Adriano Ferreira, Diogo Simão e Mariana Ramos criaram uma história onde três centenários vampiros conversam sobre o mundo e o Homem como instrumentos que, ao longo da sua existência, manobraram e utilizaram para o seu próprio prazer ou conveniência. Aos poucos torna-se perceptível para o espectador que os três mais não são do que vampiros que cruzaram os séculos tentando um conjunto de acções que primeiramente os aproximava desta Humanidade decadente mas que, aos poucos, os distanciou da mesma pela perversão dos actos e das mentalidades que lentamente se auto-destruíam. A Humanidade - dizem - está longe de merecer qualquer oportunidade de sobrevivência e, como tal, quem são eles para a lamentar ou celebrar..
No entanto, a postura dos três vampiros difere entre si. Enquanto "Valentina" se mostra uma oportuna ninfomaníaca que, juntamente com "Pedro", morde e transforma aqueles com quem se cruza pela sua própria conveniência surge, no entanto, um "Jesus" - não é coincidência - que se manifesta sempre do lado dessa mesma Humanidade que, segundo ele, merece sempre a oportunidade da redenção e da plena glorificação na Terra conferido pelo "pai ancestral". Se os dois primeiros desprezam o Bem e quem o pratica é este último que o tenta instalar e propagar sendo, no entanto, também ele um membro do sistema que ora se combate... ora se defende.
É então nos pequenos detalhes que Trindade cria pequenos apontamentos críticos - e de comédia - a esta "ordem" imposta pelo dito sobrenatural, ou seja, se a Santíssima Trindade - vampírica - age assim como o "Pai, Filho e Espírito Santo" que todos comanda e que a todos pretende difundir uma lógica de lei e moral não respeitada, é também o Trindade - hotel em que se reúnem - que se transforma no epicentro de uma conspiração que transcende o Homem e a Humanidade no seu todo. Enquanto uns tentam impôr essa ordem - por conveniência, convicção ou desdém - outro(s) esperam que, na realidade, toda a Humanidade se perca de vez e confirme as suas suspeitas de que a espécie dita humana comprove finalmente a sua génese e desmistifique toda a glória nela imposta por esse já referido "pai ancestral".

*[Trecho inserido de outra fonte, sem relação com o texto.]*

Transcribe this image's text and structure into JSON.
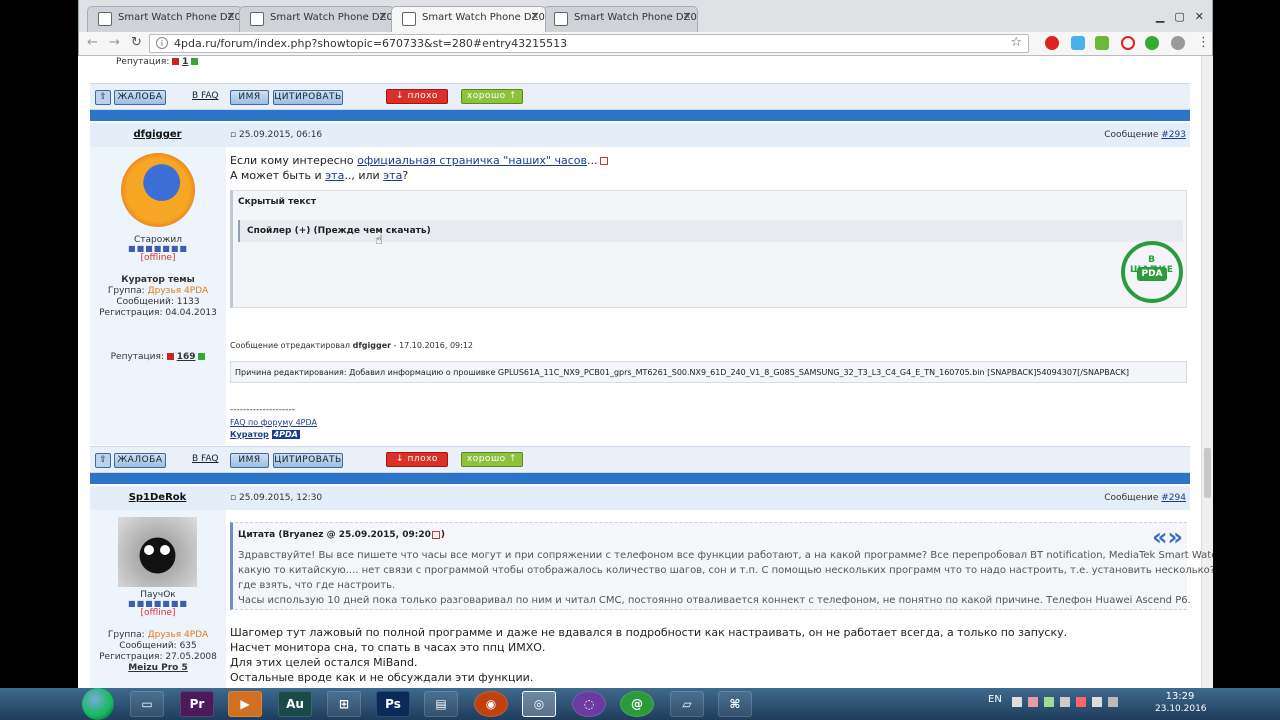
{
  "browser": {
    "tabs": [
      {
        "title": "Smart Watch Phone DZ0",
        "active": false
      },
      {
        "title": "Smart Watch Phone DZ0",
        "active": false
      },
      {
        "title": "Smart Watch Phone DZ0",
        "active": true
      },
      {
        "title": "Smart Watch Phone DZ0",
        "active": false
      }
    ],
    "url": "4pda.ru/forum/index.php?showtopic=670733&st=280#entry43215513",
    "back": "←",
    "forward": "→",
    "reload": "↻",
    "star": "☆"
  },
  "top_rep": {
    "label": "Репутация:",
    "value": "1"
  },
  "buttons": {
    "complaint": "ЖАЛОБА",
    "faq": "В FAQ",
    "name": "ИМЯ",
    "quote": "ЦИТИРОВАТЬ",
    "bad": "↓ плохо",
    "good": "хорошо ↑",
    "up": "⇧"
  },
  "post1": {
    "author": "dfgigger",
    "date": "25.09.2015, 06:16",
    "msg_label": "Сообщение ",
    "msg_no": "#293",
    "status": "Старожил",
    "dots": "■■■■■■■",
    "offline": "[offline]",
    "role": "Куратор темы",
    "group_label": "Группа: ",
    "group": "Друзья 4PDA",
    "posts": "Сообщений: 1133",
    "reg": "Регистрация: 04.04.2013",
    "rep_label": "Репутация:",
    "rep": "169",
    "line1_pre": "Если кому интересно ",
    "line1_link": "официальная страничка \"наших\" часов",
    "line1_post": "...",
    "line2_pre": "А может быть и ",
    "line2_link1": "эта",
    "line2_mid": ".., или ",
    "line2_link2": "эта",
    "line2_post": "?",
    "hidden_title": "Скрытый текст",
    "spoiler": "Спойлер (+) (Прежде чем скачать)",
    "stamp_text": "В ШАПКЕ",
    "stamp_center": "PDA",
    "edited_pre": "Сообщение отредактировал ",
    "edited_by": "dfgigger",
    "edited_date": " - 17.10.2016, 09:12",
    "reason": "Причина редактирования: Добавил информацию о прошивке GPLUS61A_11C_NX9_PCB01_gprs_MT6261_S00.NX9_61D_240_V1_8_G08S_SAMSUNG_32_T3_L3_C4_G4_E_TN_160705.bin [SNAPBACK]54094307[/SNAPBACK]",
    "sig_line": "--------------------",
    "sig_faq": "FAQ по форуму 4PDA",
    "sig_curator": "Куратор",
    "sig_logo": "4PDA"
  },
  "post2": {
    "author": "Sp1DeRok",
    "date": "25.09.2015, 12:30",
    "msg_label": "Сообщение ",
    "msg_no": "#294",
    "status": "ПаучОк",
    "dots": "■■■■■■■",
    "offline": "[offline]",
    "group_label": "Группа: ",
    "group": "Друзья 4PDA",
    "posts": "Сообщений: 635",
    "reg": "Регистрация: 27.05.2008",
    "device": "Meizu Pro 5",
    "quote_title": "Цитата (Bryanez @ 25.09.2015, 09:20",
    "quote_close": ")",
    "quote_mark": "«»",
    "quote_l1": "Здравствуйте! Вы все пишете что часы все могут и при сопряжении с телефоном все функции работают, а на какой программе? Все перепробовал BT notification, MediaTek Smart Watch,",
    "quote_l2": "какую то китайскую.... нет связи с программой чтобы отображалось количество шагов, сон и т.п. С помощью нескольких программ что то надо настроить, т.е. установить несколько? Какие,",
    "quote_l3": "где взять, что где настроить.",
    "quote_l4": "Часы использую 10 дней пока только разговаривал по ним и читал СМС, постоянно отваливается коннект с телефоном, не понятно по какой причине. Телефон Huawei Ascend P6.",
    "body_l1": "Шагомер тут лажовый по полной программе и даже не вдавался в подробности как настраивать, он не работает всегда, а только по запуску.",
    "body_l2": "Насчет монитора сна, то спать в часах это ппц ИМХО.",
    "body_l3": "Для этих целей остался MiBand.",
    "body_l4": "Остальные вроде как и не обсуждали эти функции."
  },
  "taskbar": {
    "apps": [
      "▭",
      "Pr",
      "▶",
      "Au",
      "⊞",
      "Ps",
      "▤",
      "◉",
      "◎",
      "◌",
      "@",
      "▱",
      "⌘"
    ],
    "lang": "EN",
    "time": "13:29",
    "date": "23.10.2016"
  }
}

Com um argumento original e uma interessante abordagem ao tema das "origens" da Humanidade, do seu comportamento, poder de decisão e do seu potencial fim, Trindade cria um conjunto de interessantes personagens que reflectem assim não só um pouco dessa (des)Humanidade e, como tal, exibindo muito do "mal-estar" sentido no mundo como também deixa em aberto a presença de um silenciosamente curioso "Barman", atento aos comportamentos e intenções dos seus clientes... poderá ele ser o tal "Deus" disfarçado e resistente à intromissão no livre arbítrio dos seus "filhos"?!
Sendo um filme curto com uma abordagem bem delineada e original, Trindade deixa, no entanto, uma certa e séria curiosidade para um maior aprofundamento das intenções, e até destinos, da tríplice aliança, detentora de um poder não controlado e, dessa forma, influenciadores directos dos destinos do Homem... fica a vontade e gosto por um pouco mais desta não tão silenciosa trindade que espelha, no fundo, um pouco desta tão desgarrada Humanidade.